EKS makes it easier to launch the Kubernetes cluster in AWS Management Console, by automating the heavy lifting during managing, scaling and upgrading Kubernetes clusters. Developers can run existing Kubernetes apps on EKS with the same coding.

Customers using Amazon EKS will also get access to networking and security services of AWS, like AWS PrivateLink, Application Load Balancer, AWS Identity and Access Management (AWS IAM), CLoudTrail, etc.

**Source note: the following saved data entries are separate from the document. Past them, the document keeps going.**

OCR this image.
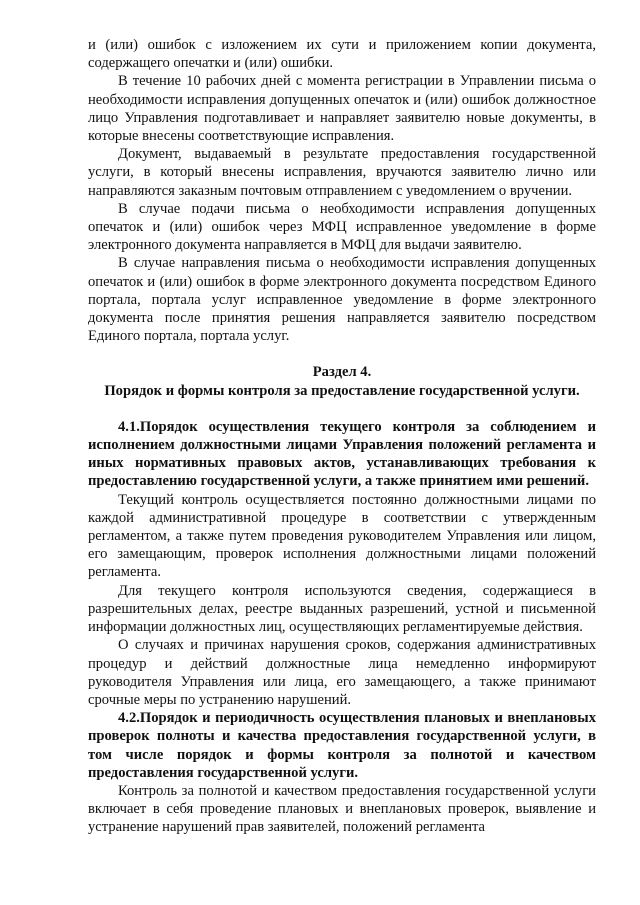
и (или) ошибок с изложением их сути и приложением копии документа, содержащего опечатки и (или) ошибки.

В течение 10 рабочих дней с момента регистрации в Управлении письма о необходимости исправления допущенных опечаток и (или) ошибок должностное лицо Управления подготавливает и направляет заявителю новые документы, в которые внесены соответствующие исправления.

Документ, выдаваемый в результате предоставления государственной услуги, в который внесены исправления, вручаются заявителю лично или направляются заказным почтовым отправлением с уведомлением о вручении.

В случае подачи письма о необходимости исправления допущенных опечаток и (или) ошибок через МФЦ исправленное уведомление в форме электронного документа направляется в МФЦ для выдачи заявителю.

В случае направления письма о необходимости исправления допущенных опечаток и (или) ошибок в форме электронного документа посредством Единого портала, портала услуг исправленное уведомление в форме электронного документа после принятия решения направляется заявителю посредством Единого портала, портала услуг.

Раздел 4.

Порядок и формы контроля за предоставление государственной услуги.

4.1.Порядок осуществления текущего контроля за соблюдением и исполнением должностными лицами Управления положений регламента и иных нормативных правовых актов, устанавливающих требования к предоставлению государственной услуги, а также принятием ими решений.

Текущий контроль осуществляется постоянно должностными лицами по каждой административной процедуре в соответствии с утвержденным регламентом, а также путем проведения руководителем Управления или лицом, его замещающим, проверок исполнения должностными лицами положений регламента.

Для текущего контроля используются сведения, содержащиеся в разрешительных делах, реестре выданных разрешений, устной и письменной информации должностных лиц, осуществляющих регламентируемые действия.

О случаях и причинах нарушения сроков, содержания административных процедур и действий должностные лица немедленно информируют руководителя Управления или лица, его замещающего, а также принимают срочные меры по устранению нарушений.

4.2.Порядок и периодичность осуществления плановых и внеплановых проверок полноты и качества предоставления государственной услуги, в том числе порядок и формы контроля за полнотой и качеством предоставления государственной услуги.

Контроль за полнотой и качеством предоставления государственной услуги включает в себя проведение плановых и внеплановых проверок, выявление и устранение нарушений прав заявителей, положений регламента
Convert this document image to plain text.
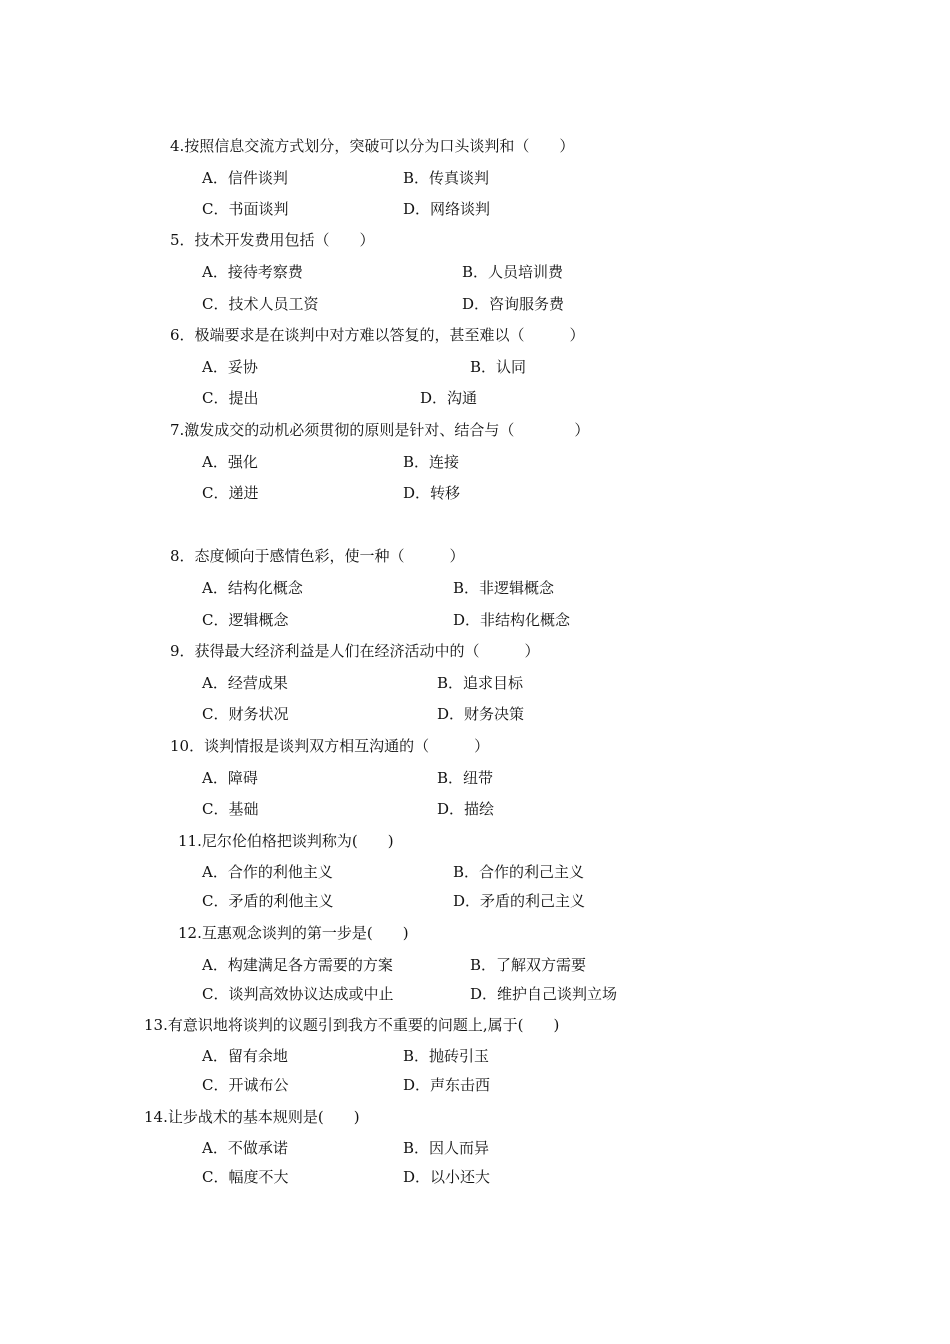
4.按照信息交流方式划分，突破可以分为口头谈判和（　　）
A．信件谈判	B．传真谈判
C．书面谈判	D．网络谈判
5．技术开发费用包括（　　）
A．接待考察费	B．人员培训费
C．技术人员工资	D．咨询服务费
6．极端要求是在谈判中对方难以答复的，甚至难以（　　　）
A．妥协	B．认同
C．提出	D．沟通
7.激发成交的动机必须贯彻的原则是针对、结合与（　　　　）
A．强化	B．连接
C．递进	D．转移
8．态度倾向于感情色彩，使一种（　　　）
A．结构化概念	B．非逻辑概念
C．逻辑概念	D．非结构化概念
9．获得最大经济利益是人们在经济活动中的（　　　）
A．经营成果	B．追求目标
C．财务状况	D．财务决策
10．谈判情报是谈判双方相互沟通的（　　　）
A．障碍	B．纽带
C．基础	D．描绘
11.尼尔伦伯格把谈判称为(　　)
A．合作的利他主义	B．合作的利己主义
C．矛盾的利他主义	D．矛盾的利己主义
12.互惠观念谈判的第一步是(　　)
A．构建满足各方需要的方案	B．了解双方需要
C．谈判高效协议达成或中止	D．维护自己谈判立场
13.有意识地将谈判的议题引到我方不重要的问题上,属于(　　)
A．留有余地	B．抛砖引玉
C．开诚布公	D．声东击西
14.让步战术的基本规则是(　　)
A．不做承诺	B．因人而异
C．幅度不大	D．以小还大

“While we have over a hundred thousand active Amazon ECS clusters running on AWS and more customers running Kubernetes on AWS than on any other cloud, customers have also asked us to build a managed Kubernetes service like we have with Amazon ECS,” said Deepak Singh, GM of Containers and High Performance Computing Services, AWS“Not only have we delivered on this request with Amazon EKS, but we’ve also made managed containers easier to use than ever before by launching AWS Fargate to allow developers to run containers at the task level rather than having to think about servers or clusters.”

AWS Fargate

Fargate enables developers to run containers without managing servers or clusters. They just need to define apps as a Task (list of containers, CPU and memory requirements, AWS IAM policies, networking definitions), and they can launch many Tasks in seconds, paying only for the resources in Task.

Also read: AWS launches Amazon Sumerian to quickly build AR, VR and 3D apps

AWS stated that Aurora Multi-Master will add multi-region support for globally distributed database deployments in 2018. While On-demand backup is generally available now, the PITR is expected to be available in early 2018.

Fargate is available for Amazon ECS now and will be available on EKS in 2018.